Dans un court essai paru l’an dernier, Laurent Bouvet alertait sur Le péril identitaire (L'Observatoire). Ce nouvel âge, où les dynamiques collectives s’éloignent de la conflictualité sociale et des affiliations politiques pour se porter sur des identifications de genre, de religion, d’orientation sexuelle ou encore de « race », nous en avons désormais presque quotidiennement la manifestation, presque toujours polémique et éruptive. Dans cette affaire, Laurent joua le rôle ingrat de Cassandre, annonçant – non pour s’en réjouir, mais au contraire pour s’en inquiéter – que l’air du temps nous amènerait de nouveaux types de clivages auxquels notre nation laïque et universaliste, pourtant prodigue de conflits en tout genre, était peu habituée. La réapparition du mot « race » dans l’espace intellectuel et militant, depuis une quinzaine d’années, aurait dû être à elle seule une alerte pour tous les démocrates.
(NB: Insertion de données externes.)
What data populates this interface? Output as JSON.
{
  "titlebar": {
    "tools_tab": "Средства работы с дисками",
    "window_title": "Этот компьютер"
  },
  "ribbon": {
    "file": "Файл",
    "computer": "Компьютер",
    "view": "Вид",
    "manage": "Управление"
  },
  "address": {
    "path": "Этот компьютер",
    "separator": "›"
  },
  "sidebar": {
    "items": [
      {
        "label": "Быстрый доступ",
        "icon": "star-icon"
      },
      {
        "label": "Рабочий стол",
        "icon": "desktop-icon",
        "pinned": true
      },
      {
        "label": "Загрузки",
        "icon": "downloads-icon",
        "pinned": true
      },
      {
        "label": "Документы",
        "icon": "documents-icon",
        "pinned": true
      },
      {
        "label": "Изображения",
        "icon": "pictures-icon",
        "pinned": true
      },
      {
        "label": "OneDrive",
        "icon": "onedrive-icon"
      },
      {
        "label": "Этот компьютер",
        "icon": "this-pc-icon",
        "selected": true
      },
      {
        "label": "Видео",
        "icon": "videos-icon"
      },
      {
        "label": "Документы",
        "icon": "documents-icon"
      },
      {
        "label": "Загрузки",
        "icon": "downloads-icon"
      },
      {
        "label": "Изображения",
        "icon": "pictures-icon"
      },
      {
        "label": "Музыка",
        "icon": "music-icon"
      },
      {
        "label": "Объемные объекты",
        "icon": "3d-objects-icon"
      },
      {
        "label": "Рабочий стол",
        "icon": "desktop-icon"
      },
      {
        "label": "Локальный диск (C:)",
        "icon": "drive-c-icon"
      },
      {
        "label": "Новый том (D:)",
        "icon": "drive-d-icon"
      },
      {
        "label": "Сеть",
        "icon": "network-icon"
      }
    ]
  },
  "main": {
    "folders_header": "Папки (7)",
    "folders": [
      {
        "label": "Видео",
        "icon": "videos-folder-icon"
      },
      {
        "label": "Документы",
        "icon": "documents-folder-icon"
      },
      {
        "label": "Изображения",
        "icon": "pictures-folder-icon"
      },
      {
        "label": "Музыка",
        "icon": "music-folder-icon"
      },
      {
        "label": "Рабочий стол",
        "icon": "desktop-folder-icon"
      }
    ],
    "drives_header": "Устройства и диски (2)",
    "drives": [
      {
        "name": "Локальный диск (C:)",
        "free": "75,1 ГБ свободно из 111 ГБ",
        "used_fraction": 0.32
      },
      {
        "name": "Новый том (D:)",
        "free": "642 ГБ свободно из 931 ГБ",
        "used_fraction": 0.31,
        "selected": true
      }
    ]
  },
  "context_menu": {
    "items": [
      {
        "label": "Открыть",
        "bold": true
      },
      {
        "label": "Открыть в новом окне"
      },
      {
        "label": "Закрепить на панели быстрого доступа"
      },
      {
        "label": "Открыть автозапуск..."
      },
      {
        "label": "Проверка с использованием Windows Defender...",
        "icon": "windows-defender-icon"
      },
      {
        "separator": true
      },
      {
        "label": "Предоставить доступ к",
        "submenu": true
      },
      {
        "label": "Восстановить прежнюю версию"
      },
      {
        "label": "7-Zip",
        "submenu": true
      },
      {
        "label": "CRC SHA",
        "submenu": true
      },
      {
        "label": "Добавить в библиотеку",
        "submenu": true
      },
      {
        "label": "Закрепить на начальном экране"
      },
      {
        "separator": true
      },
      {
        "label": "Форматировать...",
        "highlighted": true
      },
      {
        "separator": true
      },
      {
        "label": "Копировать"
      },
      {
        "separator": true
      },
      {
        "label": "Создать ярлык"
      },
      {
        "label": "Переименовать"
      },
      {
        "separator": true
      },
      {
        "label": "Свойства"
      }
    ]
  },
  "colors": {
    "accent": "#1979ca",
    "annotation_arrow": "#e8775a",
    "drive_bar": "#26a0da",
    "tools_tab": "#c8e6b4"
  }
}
Aujourd’hui, ce terme venu de la plus extrême extrême-droite est légitimé et porté en majesté par des universitaires, des médias, des militants, semant le trouble jusque parmi les esprits les plus lucides. Le tout dernier épisode en date, sur les réunions dites « non-mixtes », illustre les données essentielles du problème – et laisse malheureusement peu d’espoir que celui-ci se résolve rapidement, et que les polémiques s’apaisent.

Confusions en série

Notons d’abord le degré extrême de confusion des débats. Ce qui pose question depuis quelques années, ce sont des regroupements militants de personnes identifiées par leur « race », leur orientation sexuelle ou leur genre, à l’exclusion de personnes issues de groupes définis comme dominants et oppresseurs : les « blancs » pour les « non-blancs », les « hommes cis » et certaines féministes pour les lesbiennes et les trans, les hommes pour les femmes. Il suffit d’écrire les choses aussi simplement pour faire ressentir une première différence, et elle est de taille : dans le dernier cas, celui de la différence de genre, je peux exprimer la distinction dans un langage clair et compréhensible par tous : hommes, femmes, on est dans des critères (encore) simples et reconnus.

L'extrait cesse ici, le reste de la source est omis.